Nytimes by Hamed Aleaziz
New information:
  • New York Times confirms via two DHS officials that McLaughlin is stepping down and notes she had planned to leave in December but stayed on after the Minneapolis shootings.
  • Article details her central role in DHS’s increasingly aggressive social-media messaging, including posting a World War II-style 'report all foreign invaders' graphic and a meme using the phrase 'We’ll have our home again,' also the title of a song backed by white nationalist groups.
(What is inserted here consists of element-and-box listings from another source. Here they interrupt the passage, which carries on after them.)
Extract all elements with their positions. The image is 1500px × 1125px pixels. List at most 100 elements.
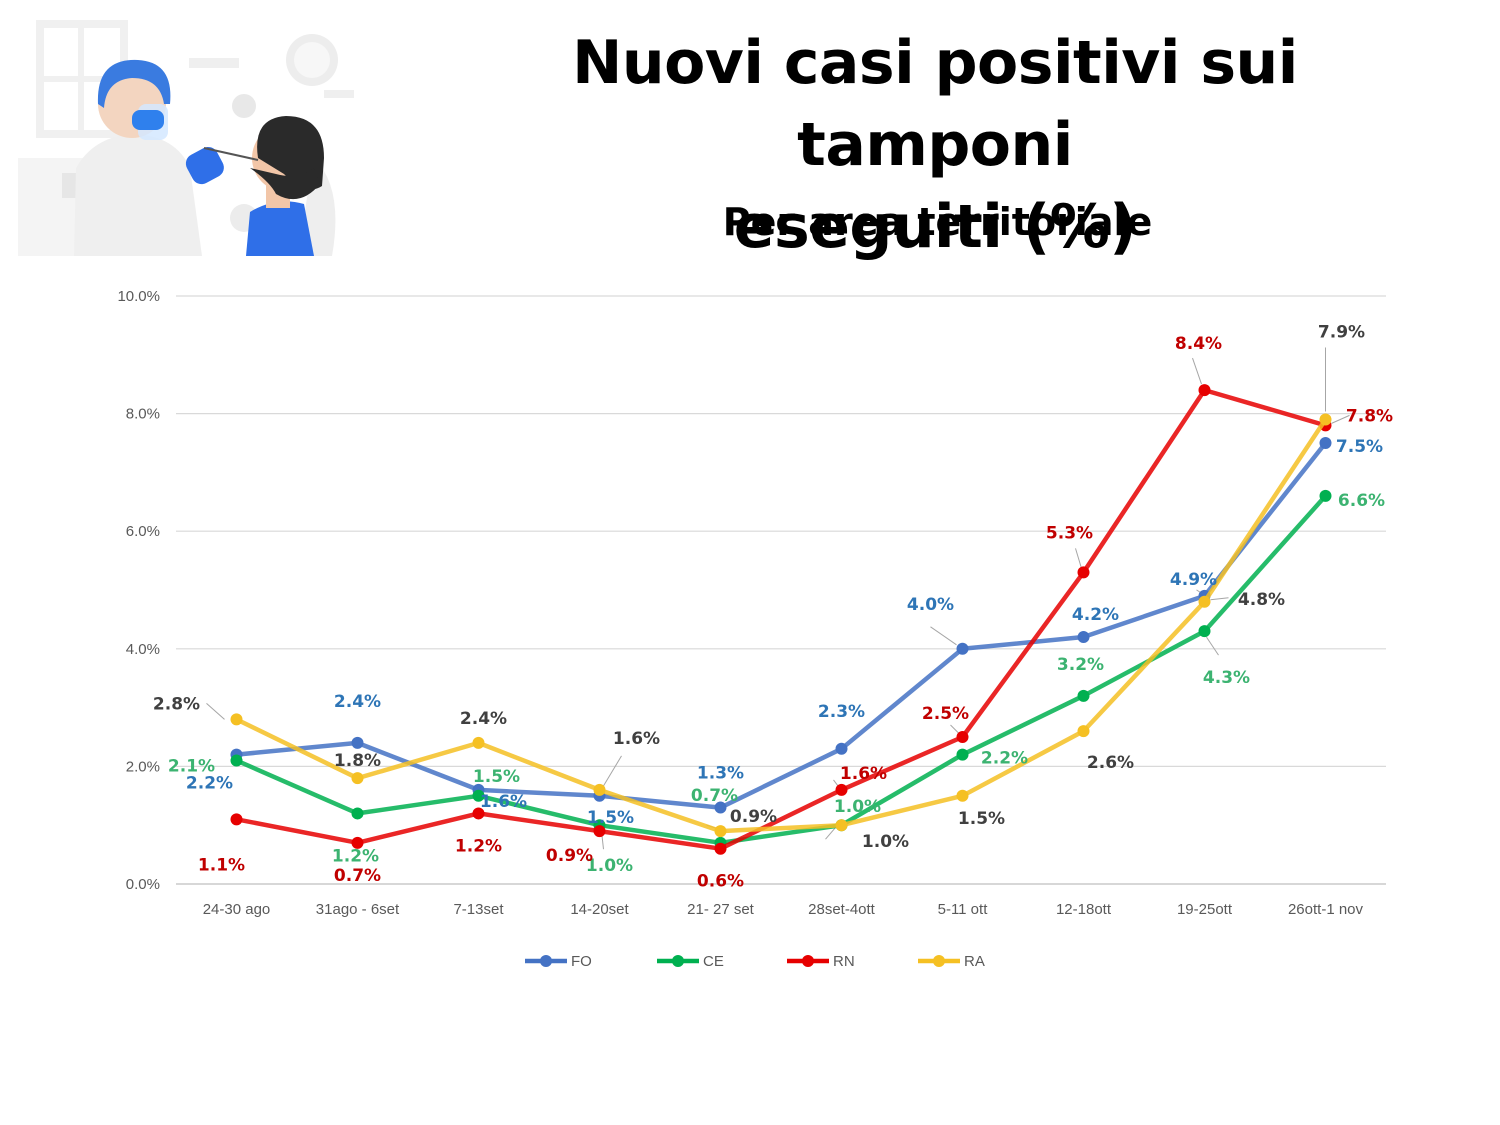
x-tick-label: 14-20set <box>570 901 629 918</box>
data-label-ra: 1.0% <box>862 832 909 852</box>
data-label-ce: 6.6% <box>1338 491 1385 511</box>
data-label-ce: 3.2% <box>1057 655 1104 675</box>
data-point-rn <box>351 836 364 849</box>
data-label-fo: 4.9% <box>1170 570 1217 590</box>
data-label-rn: 0.6% <box>697 872 744 892</box>
data-label-fo: 1.3% <box>697 764 744 784</box>
legend-marker <box>540 955 552 967</box>
x-tick-label: 19-25ott <box>1177 901 1233 918</box>
x-tick-label: 28set-4ott <box>808 901 876 918</box>
data-label-ra: 4.8% <box>1238 590 1285 610</box>
data-label-fo: 4.0% <box>907 595 954 615</box>
data-point-ra <box>472 736 485 749</box>
legend-item-rn: RN <box>787 953 855 970</box>
data-label-fo: 7.5% <box>1336 437 1383 457</box>
label-leader <box>1206 636 1219 656</box>
data-point-rn <box>835 783 848 796</box>
data-point-ce <box>1077 689 1090 702</box>
series-line-ra <box>234 417 1328 834</box>
legend-label: CE <box>703 953 724 970</box>
y-axis-ticks: 0.0% 2.0% 4.0% 6.0% 8.0% 10.0% <box>117 288 160 893</box>
data-point-rn <box>593 825 606 838</box>
data-point-ra <box>835 819 848 832</box>
data-label-fo: 1.5% <box>587 808 634 828</box>
label-leader <box>1192 357 1202 385</box>
data-label-fo: 4.2% <box>1072 605 1119 625</box>
data-point-rn <box>472 807 485 820</box>
legend-item-ce: CE <box>657 953 724 970</box>
data-point-ce <box>1198 625 1211 638</box>
data-label-ra: 1.8% <box>334 751 381 771</box>
data-point-rn <box>1198 384 1211 397</box>
label-leader <box>1075 548 1082 569</box>
x-tick-label: 7-13set <box>453 901 504 918</box>
data-label-fo: 1.6% <box>480 792 527 812</box>
chart-title: Nuovi casi positivi sui tamponi eseguiti … <box>440 22 1430 268</box>
data-point-rn <box>230 813 243 826</box>
x-tick-label: 12-18ott <box>1056 901 1112 918</box>
data-point-fo <box>835 742 848 755</box>
data-point-ra <box>1319 413 1332 426</box>
y-tick-label: 8.0% <box>126 406 160 423</box>
legend-item-fo: FO <box>525 953 592 970</box>
data-point-ce <box>956 748 969 761</box>
x-axis-ticks: 24-30 ago 31ago - 6set 7-13set 14-20set 21- … <box>203 901 1364 918</box>
data-point-ra <box>956 789 969 802</box>
series-line-rn <box>234 387 1328 851</box>
legend: FO CE RN RA <box>525 953 985 970</box>
data-label-ce: 1.2% <box>332 846 379 866</box>
doctor-swab-illustration <box>18 20 354 256</box>
data-label-ce: 1.0% <box>834 797 881 817</box>
data-label-fo: 2.4% <box>334 692 381 712</box>
label-leader <box>1331 414 1350 424</box>
data-point-ra <box>714 825 727 838</box>
data-point-ra <box>351 772 364 785</box>
y-tick-label: 6.0% <box>126 523 160 540</box>
data-point-fo <box>351 736 364 749</box>
data-point-rn <box>714 842 727 855</box>
data-label-ra: 2.4% <box>460 709 507 729</box>
x-tick-label: 24-30 ago <box>203 901 271 918</box>
legend-item-ra: RA <box>918 953 985 970</box>
data-label-ra: 2.6% <box>1087 753 1134 773</box>
data-point-fo <box>1319 437 1332 449</box>
data-label-rn: 1.6% <box>840 764 887 784</box>
data-point-ce <box>472 789 485 802</box>
data-point-rn <box>956 731 969 743</box>
data-label-ra: 1.5% <box>958 809 1005 829</box>
legend-label: RA <box>964 953 985 970</box>
series-line-fo <box>234 440 1328 810</box>
y-tick-label: 2.0% <box>126 758 160 775</box>
data-label-rn: 1.1% <box>198 855 245 875</box>
legend-label: RN <box>833 953 855 970</box>
data-point-rn <box>1077 566 1090 579</box>
data-label-ce: 1.5% <box>473 767 520 787</box>
label-leader <box>603 755 622 787</box>
series-line-ce <box>234 493 1328 846</box>
data-point-ra <box>593 783 606 796</box>
label-leader <box>930 626 957 646</box>
data-label-ce: 1.0% <box>586 856 633 876</box>
legend-marker <box>933 955 945 967</box>
data-label-ra: 1.6% <box>613 729 660 749</box>
series-lines <box>230 384 1332 855</box>
legend-marker <box>672 955 684 967</box>
x-tick-label: 21- 27 set <box>687 901 755 918</box>
data-label-ra: 2.8% <box>153 694 200 714</box>
data-labels: 2.2% 2.4% 1.6% 1.5% 1.3% 2.3% 4.0% 4.2% 4.9% 7.5%… <box>153 322 1393 891</box>
data-point-ra <box>1198 595 1211 608</box>
data-point-fo <box>714 801 727 814</box>
data-label-rn: 2.5% <box>922 704 969 724</box>
label-leader <box>1210 597 1229 601</box>
data-label-rn: 5.3% <box>1046 523 1093 543</box>
y-tick-label: 0.0% <box>126 876 160 893</box>
data-label-rn: 0.7% <box>334 866 381 886</box>
x-tick-label: 5-11 ott <box>938 901 989 918</box>
data-point-ce <box>351 807 364 820</box>
data-label-ra: 7.9% <box>1318 322 1365 342</box>
x-tick-label: 26ott-1 nov <box>1288 901 1364 918</box>
chart-title-line-2: eseguiti (%) <box>733 192 1137 262</box>
data-label-rn: 7.8% <box>1346 406 1393 426</box>
legend-marker <box>802 955 814 967</box>
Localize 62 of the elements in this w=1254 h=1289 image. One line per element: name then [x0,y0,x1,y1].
  • It recounts Trump’s public praise of McLaughlin by name on social media in December for touting arrests of 'illegals' and highlights her high-profile on-air clash with ABC’s Jay O’Brien over describing Kilmar Abrego as a 'Maryland man.'
  • The piece underscores that DHS later walked back claims in one of the three recent Minneapolis shootings after the third victim survived and evidence contradicted early federal accounts.
6:13 PM
Tricia McLaughlin is stepping down as a spokeswoman for the Homeland Security Department.
Nytimes by Hamed Aleaziz
New information:
  • Confirms from New York Times that McLaughlin is indeed stepping down as DHS spokeswoman, aligning with prior reports of her planned departure.
  • Places her resignation explicitly on Feb. 17, 2026 in the middle of high‑stakes U.S.–Iran nuclear talks and a regional military buildup, underscoring the broader foreign‑policy context in which DHS messaging is shifting.
  • Reinforces that senior Trump officials, including Steve Witkoff and Jared Kushner, are simultaneously engaged in sensitive Geneva talks with Iran as McLaughlin exits her post, highlighting overlapping national‑security storylines.
5:55 PM
Top Trump administration immigration spokesperson is leaving
NPR by Ximena Bustillo
New information:
  • DHS formally confirmed on Feb. 17, 2026 that Assistant Secretary for Public Affairs Tricia McLaughlin is leaving the department and described her as the public face of the mass‑deportation policy.
  • Agency sources say McLaughlin had planned to leave in December but delayed her departure 'amid the aftermath' of the Renee Good and Alex Pretti shootings by federal immigration officers in Minneapolis.
  • NPR notes DHS is shut down for lack of FY 2026 appropriations and that McLaughlin’s departure comes as Kristi Noem and other senior immigration officials are being hauled before Congress over the crackdown.
  • The article details McLaughlin’s recent on‑air defense of Noem’s description of Alex Pretti as a 'domestic terrorist,' then contrasts that with sworn testimony from CBP and ICE chiefs that no one in their chains of command provided evidence for that label.
  • An earlier NPR analysis, referenced here, documented multiple DHS social‑media posts and press statements under McLaughlin that made unproven or incorrect claims about immigrants targeted for deportation and U.S. citizens arrested at protests.